In het pas gepubliceerde dagboek, dat hofdame Marie Cornélie van Wassenaer van Obdam in 1824-25 tijdens haar tien maanden durende verblijf aan het Russische hof schreef, kunnen we nu haar gedetailleerde verslagen lezen van bals en banketten. Ze geven een teleurstellend beeld van de culinaire prestaties van de koks van het tsarenhof. Op 9 februari wordt er in de Witte Zaal een groot bal gegeven ter ere van de verjaardag van groothertog Michael, jongste broer van Oranjeprinses Anna Pavlovna.

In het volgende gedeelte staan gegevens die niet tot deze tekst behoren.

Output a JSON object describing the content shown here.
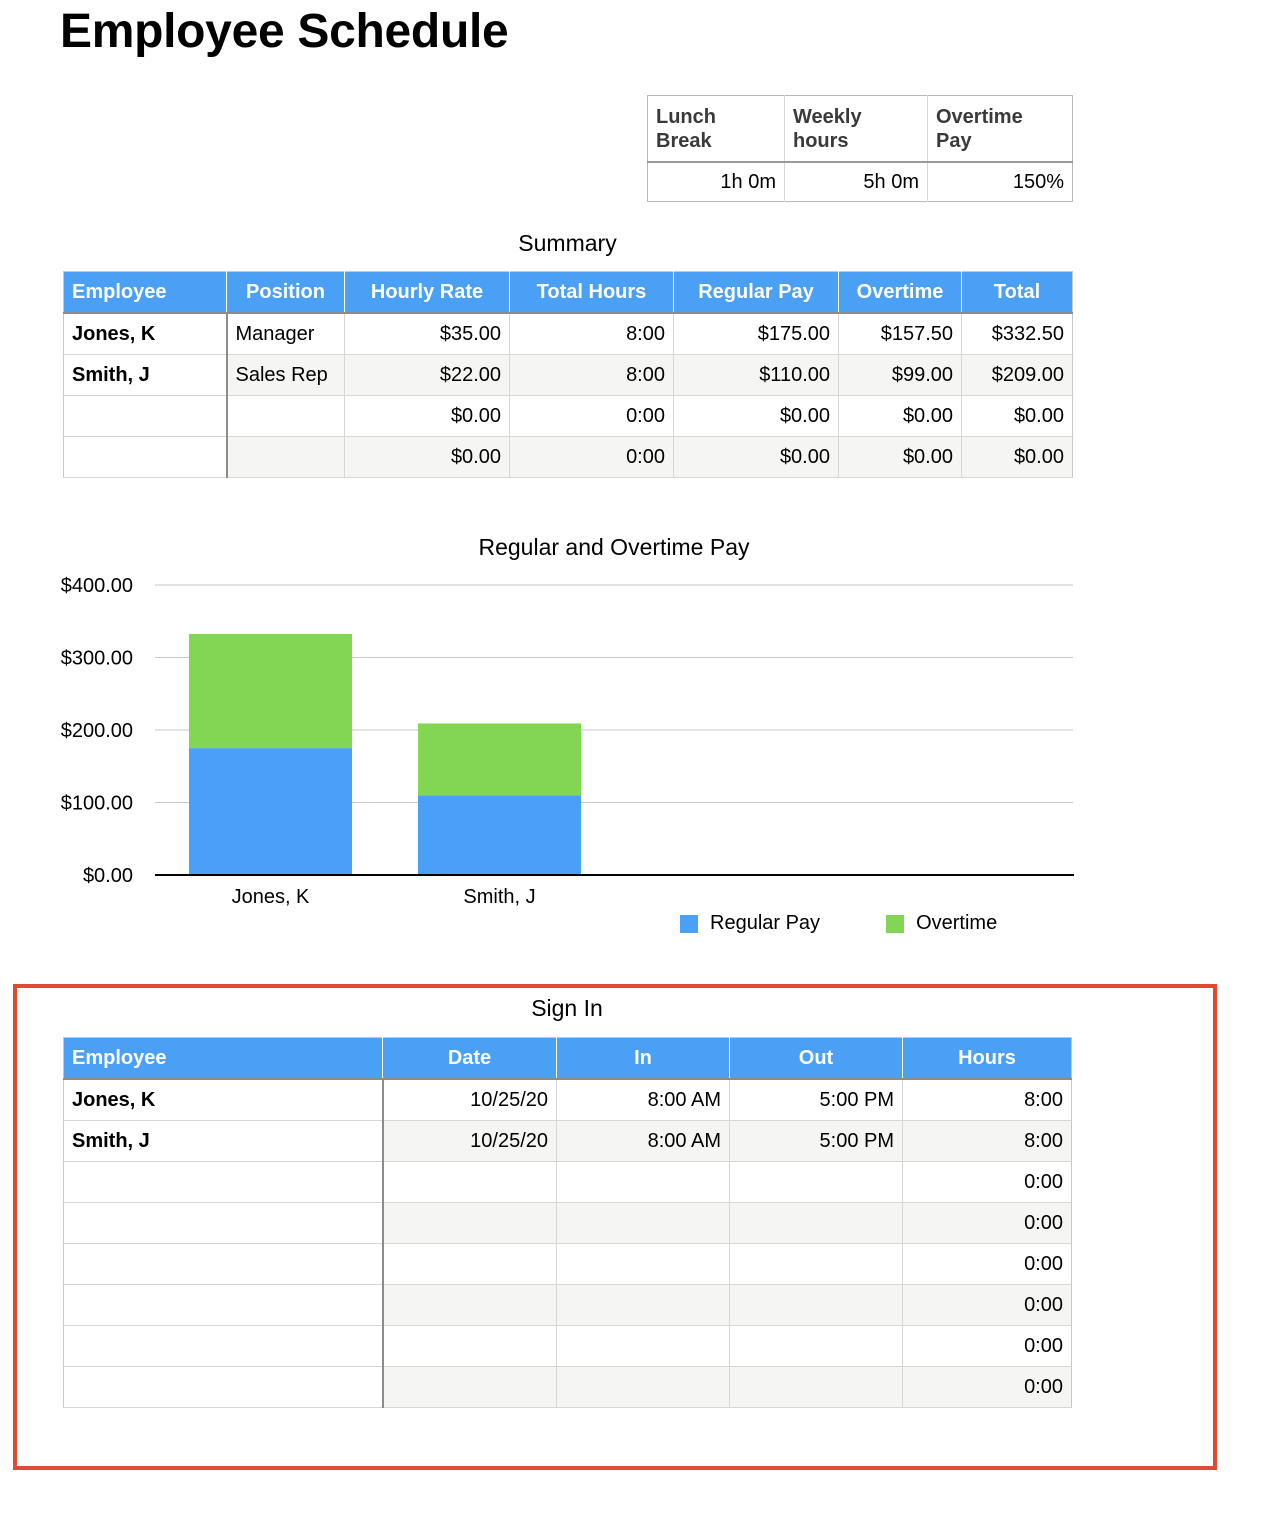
{
  "title": "Employee Schedule",
  "settings": {
    "headers": [
      [
        "Lunch",
        "Break"
      ],
      [
        "Weekly",
        "hours"
      ],
      [
        "Overtime",
        "Pay"
      ]
    ],
    "values": [
      "1h 0m",
      "5h 0m",
      "150%"
    ]
  },
  "summary": {
    "caption": "Summary",
    "headers": [
      "Employee",
      "Position",
      "Hourly Rate",
      "Total Hours",
      "Regular Pay",
      "Overtime",
      "Total"
    ],
    "rows": [
      [
        "Jones, K",
        "Manager",
        "$35.00",
        "8:00",
        "$175.00",
        "$157.50",
        "$332.50"
      ],
      [
        "Smith, J",
        "Sales Rep",
        "$22.00",
        "8:00",
        "$110.00",
        "$99.00",
        "$209.00"
      ],
      [
        "",
        "",
        "$0.00",
        "0:00",
        "$0.00",
        "$0.00",
        "$0.00"
      ],
      [
        "",
        "",
        "$0.00",
        "0:00",
        "$0.00",
        "$0.00",
        "$0.00"
      ]
    ]
  },
  "chart_data": {
    "type": "bar",
    "stacked": true,
    "title": "Regular and Overtime Pay",
    "categories": [
      "Jones, K",
      "Smith, J"
    ],
    "series": [
      {
        "name": "Regular Pay",
        "values": [
          175,
          110
        ],
        "color": "#4a9ff6"
      },
      {
        "name": "Overtime",
        "values": [
          157.5,
          99
        ],
        "color": "#82d654"
      }
    ],
    "yticks": [
      "$0.00",
      "$100.00",
      "$200.00",
      "$300.00",
      "$400.00"
    ],
    "ylim": [
      0,
      400
    ],
    "xlabel": "",
    "ylabel": "",
    "grid": true,
    "legend_position": "bottom-right"
  },
  "signin": {
    "caption": "Sign In",
    "headers": [
      "Employee",
      "Date",
      "In",
      "Out",
      "Hours"
    ],
    "rows": [
      [
        "Jones, K",
        "10/25/20",
        "8:00 AM",
        "5:00 PM",
        "8:00"
      ],
      [
        "Smith, J",
        "10/25/20",
        "8:00 AM",
        "5:00 PM",
        "8:00"
      ],
      [
        "",
        "",
        "",
        "",
        "0:00"
      ],
      [
        "",
        "",
        "",
        "",
        "0:00"
      ],
      [
        "",
        "",
        "",
        "",
        "0:00"
      ],
      [
        "",
        "",
        "",
        "",
        "0:00"
      ],
      [
        "",
        "",
        "",
        "",
        "0:00"
      ],
      [
        "",
        "",
        "",
        "",
        "0:00"
      ]
    ]
  },
  "colors": {
    "header_blue": "#4aa0f5",
    "highlight_red": "#e04a35"
  }
}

Marie Cornélie schrijft: 'Tijdens deze hofbals zijn ze uitzonderlijk karig met de versnaperingen. Er staat alleen een grote schaal vol kleine snoepjes met daarbij enkele glazen koude limonade.'
[Het eten van snoepjes heeft ook met andere zaken te maken: 'Om de kamers te luchten wordt alleen een klein raampje geopend. Dit gebeurt verscheidene keren per dag, misschien om de nare geur van de slechte adem te verdrijven, die is toe te schrijven aan het soort voedsel en de grote hoeveelheid snoepjes die aan het hof worden gegeten. De dames die er niet genoeg aan hebben om er het hele diner op te kauwen sturen er nog schalen vol van naar hun kamers.']
Over de schouder van Marie Cornélie kijken we nieuwsgierig mee naar de gerechten die aan het hof worden opgediend: 'Na de soep komen eerst verschillende soorten paté's, die op een en dezelfde schotel worden opgediend. Daarna volgen koude kip met gerookte tong, kalfsvlees - en ik weet niet wat nog meer - in een koude gelei met rijnwijnsmaak. Dan: rundvlees zonder geur noch smaak, opgediend met slechte aardappels, kool, knollen en wortels - alles op dezelfde schotel. Hierna komen vis, een of twee ragouts met truffels, een rollade die gewoonlijk bestaat uit kip of piepkuiken, gevolgd door vla en een gelatinepudding; de ene dag een rode en de andere dag een gele. Ziedaar wat er van 1 januari tot en met 31 december aan de tafel van de tsarina wordt gegeten.' Marie Cornélie voegt er sarcastisch aan toe: 'De butlers lossen elkaar na enkele weken af, hetgeen - op de afwisselend rode of gele gelatinepudding na - weinig verandering brengt.'
Tot de ineenstorting van het tsarenrijk (1917) leden er nog duizenden horigen en arme burgers in Rusland en de rest van Europa honger. Langzaam verdwenen de misstanden. In de Lage Landen anno 2003 kunnen zelfs de huisdieren dankzij hun hapklare brokjes elke avond met een gevulde maag in de mand kruipen.
De grote kloof tussen het etende dier en de etende mens is schijnbaar gebleven: een aap geeft er niets om als zijn voedsel in een porseleinen bak met garnituur en muziek wordt opgediend en hij eet nog steeds het liefst alleen.
De beschaafde mens vertoont sinds enkele decennia een merkwaardig recidief gedrag; hij hapt zijn vaak ondefinieerbare fast food haastig weg uit plastic wegwerpbakjes. De muze staat er beduusd bij en wendt zich tot de rijk gedekte tafels van klassieke restaurants en particulieren; daar beoefent men onder familie en vrienden in alle rust onveranderlijk de schone kunst van het tafelen.